Clea DuVall, the actor best known for her roles in the TV series “Veep” and “The Faculty” (1998), targets holiday tradition and family structures in “Happiest Season,” her sophomore directorial effort. The setup has Harper (Mackenzie Davis) and Abby (Kristen Stewart) heading to Harper’s very conservative parents’ house for Christmas. There’s much promise for a joyous sojourn: Abby’s got a diamond ring in her pocket at the ready for a marriage proposal at the right time, and she’ll be meeting her in-laws to be. But en route, it’s revealed Harper’s not out to her fam, and Abby’s tagged just as her roommate.
You can see where this is going a mile out, and while the two leads spark a solid chemistry, it’s Mary Steenburgen as Harper’s controlling mom Tipper (as in Gore, when she wanted to censor music?) and Aubrey Plaza, so good in “Black Bear” (2020) and “Ingrid Goes West” (2017) as Harper’s ex, Riley, who light up the screen. DuVall, who cowrote the script, adds a bevy of side threads that turn the family’s cozy manse into a maze of repression and skeletons in closet. Harper’s politician father, Ted (Victor Garber), is running for mayor of Pittsburgh (an apt setting, considering the state’s pivotal role in the recent election), and an upright appearance is demanded at all turns; and there’s something very off about the marriage of Harper’s hostile sister, Sloane (Alison Brie). Mostly the parents stand by and watch the dysfunction unfurl, until Abby’s gay male confidant (Dan Levy), sensitive to her position, drops in and poses as Abby’s hetero beau – like a “Queer Eye” cast member trying to go all Schwarzenegger.

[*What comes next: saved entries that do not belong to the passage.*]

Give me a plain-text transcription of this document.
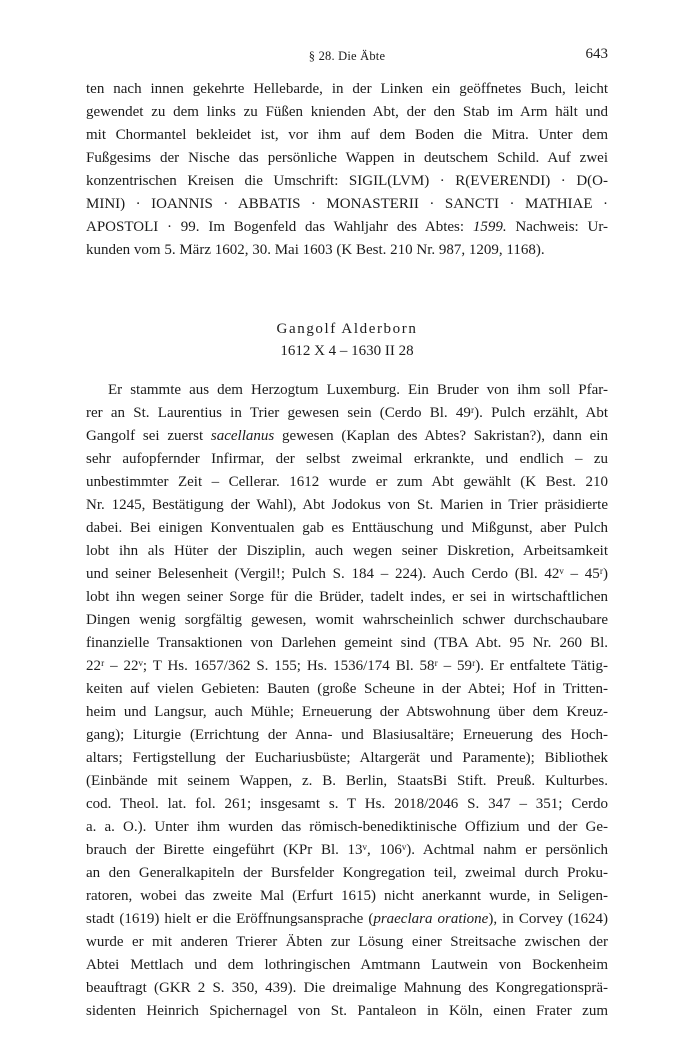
§ 28. Die Äbte	643
ten nach innen gekehrte Hellebarde, in der Linken ein geöffnetes Buch, leicht
gewendet zu dem links zu Füßen knienden Abt, der den Stab im Arm hält und
mit Chormantel bekleidet ist, vor ihm auf dem Boden die Mitra. Unter dem
Fußgesims der Nische das persönliche Wappen in deutschem Schild. Auf zwei
konzentrischen Kreisen die Umschrift: SIGIL(LVM) · R(EVERENDI) · D(O-
MINI) · IOANNIS · ABBATIS · MONASTERII · SANCTI · MATHIAE ·
APOSTOLI · 99. Im Bogenfeld das Wahljahr des Abtes: 1599. Nachweis: Ur-
kunden vom 5. März 1602, 30. Mai 1603 (K Best. 210 Nr. 987, 1209, 1168).
Gangolf Alderborn
1612 X 4 – 1630 II 28
Er stammte aus dem Herzogtum Luxemburg. Ein Bruder von ihm soll Pfar-
rer an St. Laurentius in Trier gewesen sein (Cerdo Bl. 49ʳ). Pulch erzählt, Abt
Gangolf sei zuerst sacellanus gewesen (Kaplan des Abtes? Sakristan?), dann ein
sehr aufopfernder Infirmar, der selbst zweimal erkrankte, und endlich – zu
unbestimmter Zeit – Cellerar. 1612 wurde er zum Abt gewählt (K Best. 210
Nr. 1245, Bestätigung der Wahl), Abt Jodokus von St. Marien in Trier präsidierte
dabei. Bei einigen Konventualen gab es Enttäuschung und Mißgunst, aber Pulch
lobt ihn als Hüter der Disziplin, auch wegen seiner Diskretion, Arbeitsamkeit
und seiner Belesenheit (Vergil!; Pulch S. 184 – 224). Auch Cerdo (Bl. 42ᵛ – 45ʳ)
lobt ihn wegen seiner Sorge für die Brüder, tadelt indes, er sei in wirtschaftlichen
Dingen wenig sorgfältig gewesen, womit wahrscheinlich schwer durchschaubare
finanzielle Transaktionen von Darlehen gemeint sind (TBA Abt. 95 Nr. 260 Bl.
22ʳ – 22ᵛ; T Hs. 1657/362 S. 155; Hs. 1536/174 Bl. 58ʳ – 59ʳ). Er entfaltete Tätig-
keiten auf vielen Gebieten: Bauten (große Scheune in der Abtei; Hof in Tritten-
heim und Langsur, auch Mühle; Erneuerung der Abtswohnung über dem Kreuz-
gang); Liturgie (Errichtung der Anna- und Blasiusaltäre; Erneuerung des Hoch-
altars; Fertigstellung der Euchariusbüste; Altargerät und Paramente); Bibliothek
(Einbände mit seinem Wappen, z. B. Berlin, StaatsBi Stift. Preuß. Kulturbes.
cod. Theol. lat. fol. 261; insgesamt s. T Hs. 2018/2046 S. 347 – 351; Cerdo
a. a. O.). Unter ihm wurden das römisch-benediktinische Offizium und der Ge-
brauch der Birette eingeführt (KPr Bl. 13ᵛ, 106ᵛ). Achtmal nahm er persönlich
an den Generalkapiteln der Bursfelder Kongregation teil, zweimal durch Proku-
ratoren, wobei das zweite Mal (Erfurt 1615) nicht anerkannt wurde, in Seligen-
stadt (1619) hielt er die Eröffnungsansprache (praeclara oratione), in Corvey (1624)
wurde er mit anderen Trierer Äbten zur Lösung einer Streitsache zwischen der
Abtei Mettlach und dem lothringischen Amtmann Lautwein von Bockenheim
beauftragt (GKR 2 S. 350, 439). Die dreimalige Mahnung des Kongregationsprä-
sidenten Heinrich Spichernagel von St. Pantaleon in Köln, einen Frater zum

As sure as there’s milk and cookies on Christmas Eve, reckonings, reveals and epiphanies get unwrapped. DuVall and her talented ensemble pull it all off nicely, though the fine balance between drama and comedy gets a bit wobbly and inconsistent. The scenes between Stewart’s Abby and Plaza’s ex are the most heartfelt, emotional and genuine. Stewart, who held up the slack thriller “Underwater” this year and navigated similar territory in “Lizzie” (2018) gets her opportunities to shine, though the film feels like it should be Davis’ for the taking. The tall angular actress, imposing in the TV series “Halt and Catch Fire” and as the can-do cybernetic in “Terminator: Dark Fate” (2019), gets somewhat lost in the shuffle – a hub for all the frayed anxiety to flow thorough for so long that she never truly gets her own moment. Still, “Happiest Season” delivers all the holiday madness in entertaining form with a few different sides and trimmings to make the rewrap feel fittingly anew.